You start thinking about your to-do list, laying out the projects you want to accomplish, feeling pretty good about the progress you are making. You tell yourself that. Then you look down at the open Bible on your lap.
“Do not boast about tomorrow, for you do not know what a day may bring.”
You turn back to the list, building more wisdom into your projects, more margin into your schedule. Instead promising more than you can accomplish, you get honest.
In your mind, you start drafting a social-media status update about the remarkable relevance of what you read this morning. It emphasizes the early hour, the regular practice you are doing. And your eye moves to the next sentence: “Let another praise you, and not your own mouth; a stranger, and not your own lips.” Proverbs 27:1-2 ESV
Proverbs is not a story. You can’t read it with a sense of plot. It’s not an essay, not a history.
It is a collection of wise sayings that could trigger stories. They could end up as the moral at the end of a story. They can work their way into your decisionmaking for a day.

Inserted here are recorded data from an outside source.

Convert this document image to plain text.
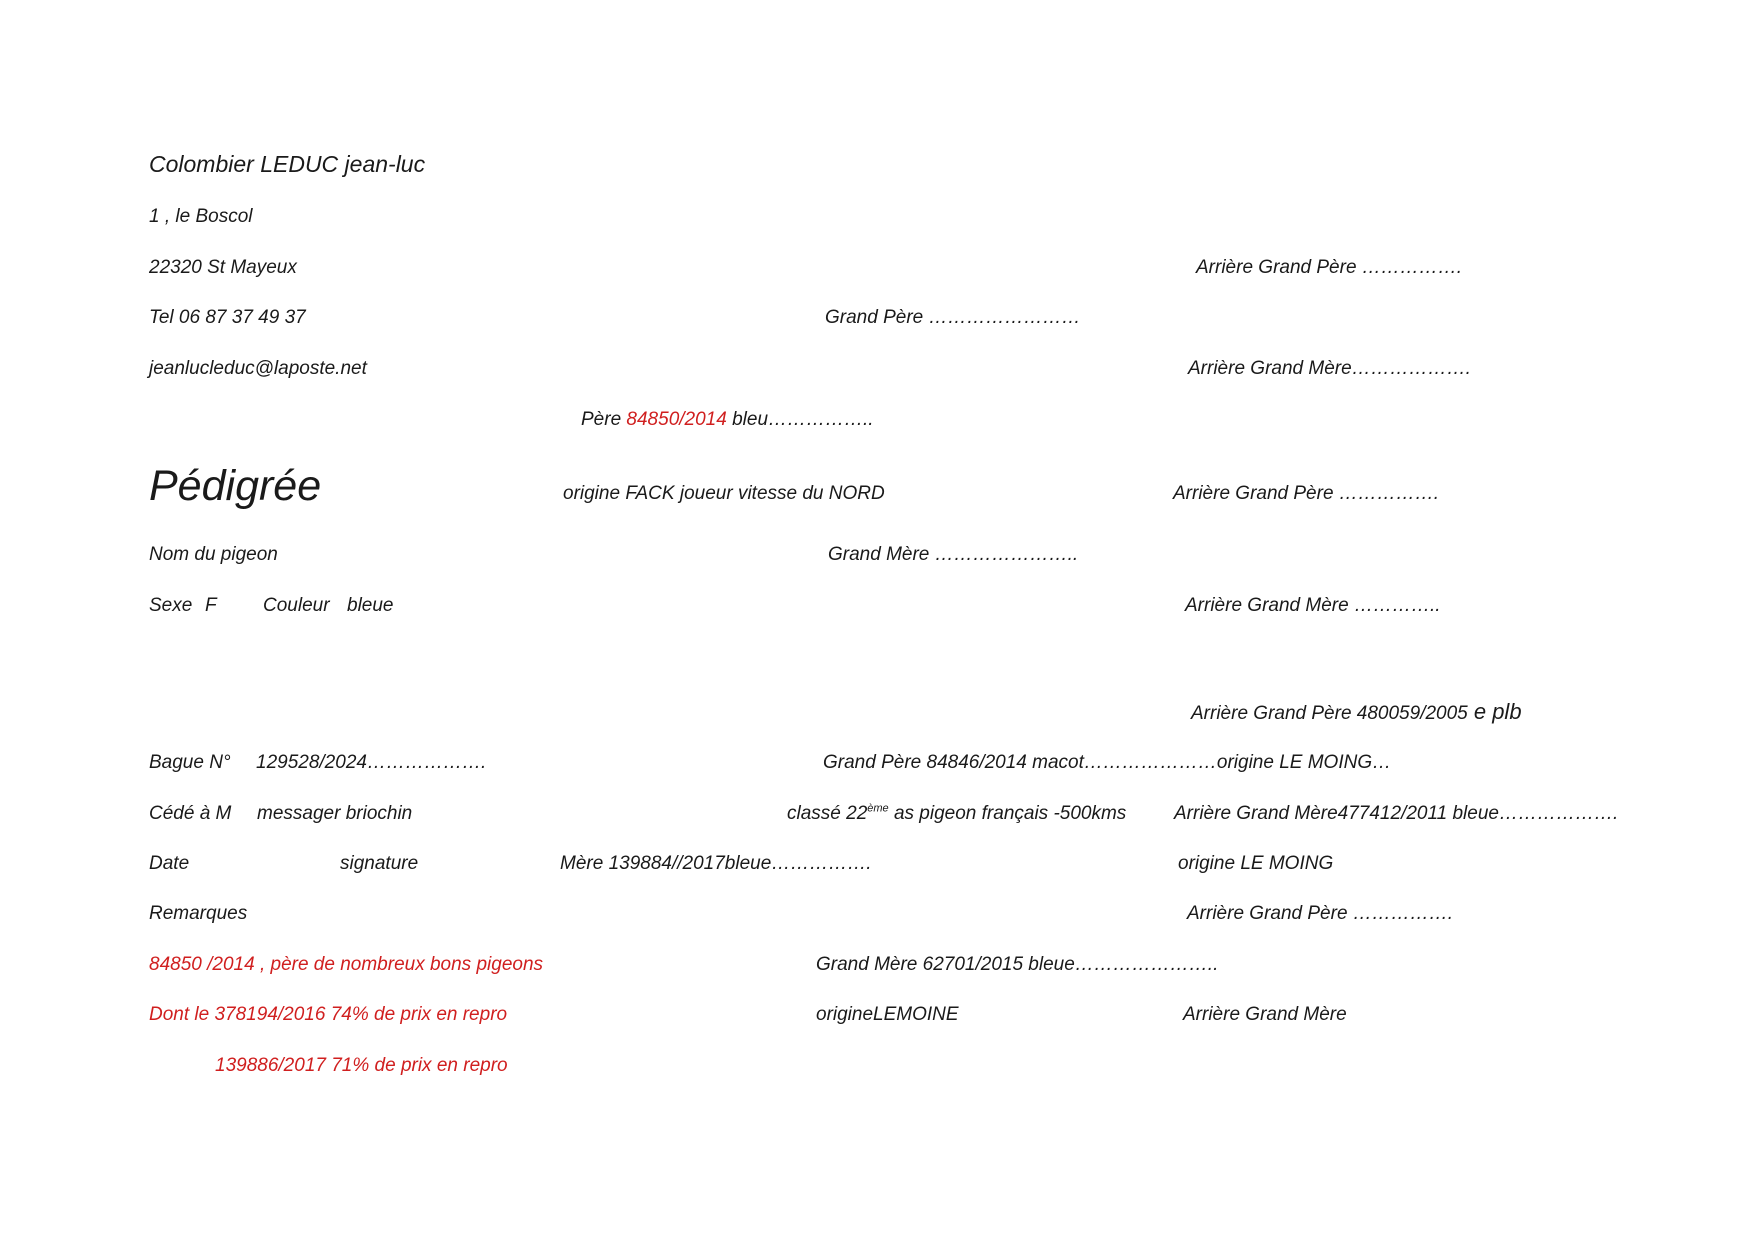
Colombier LEDUC jean-luc
1 , le Boscol
22320 St Mayeux
Tel 06 87 37 49 37
jeanlucleduc@laposte.net
Pédigrée
Nom du pigeon
Sexe F Couleur bleue
Bague N° 129528/2024……………….
Cédé à M messager briochin
Date	signature
Remarques
84850 /2014 , père de nombreux bons pigeons
Dont le 378194/2016 74% de prix en repro
139886/2017 71% de prix en repro
Père 84850/2014 bleu……………..
origine FACK joueur vitesse du NORD
Mère 139884//2017bleue…………….
Grand Père ……………………
Grand Mère …………………..
Grand Père 84846/2014 macot…………………origine LE MOING…
classé 22ème as pigeon français -500kms
Grand Mère 62701/2015 bleue…………………..
origineLEMOINE
Arrière Grand Père …………….
Arrière Grand Mère……………….
Arrière Grand Père …………….
Arrière Grand Mère …………..
Arrière Grand Père 480059/2005 e plb
Arrière Grand Mère477412/2011 bleue……………….
origine LE MOING
Arrière Grand Père …………….
Arrière Grand Mère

They could even show up in conversations with people, the kind where you are talking about what it’s like to be a pleaser. You are sharing about how often we do things, or don’t do things, because we are concerned about what people will think about us. And then you remember what you read that morning: “The fear of man lays a snare, but whoever trusts in the Lord is safe.” Proverbs 29:25 ESV
The proverbs in Proverbs may not be a story, but they can shape ours.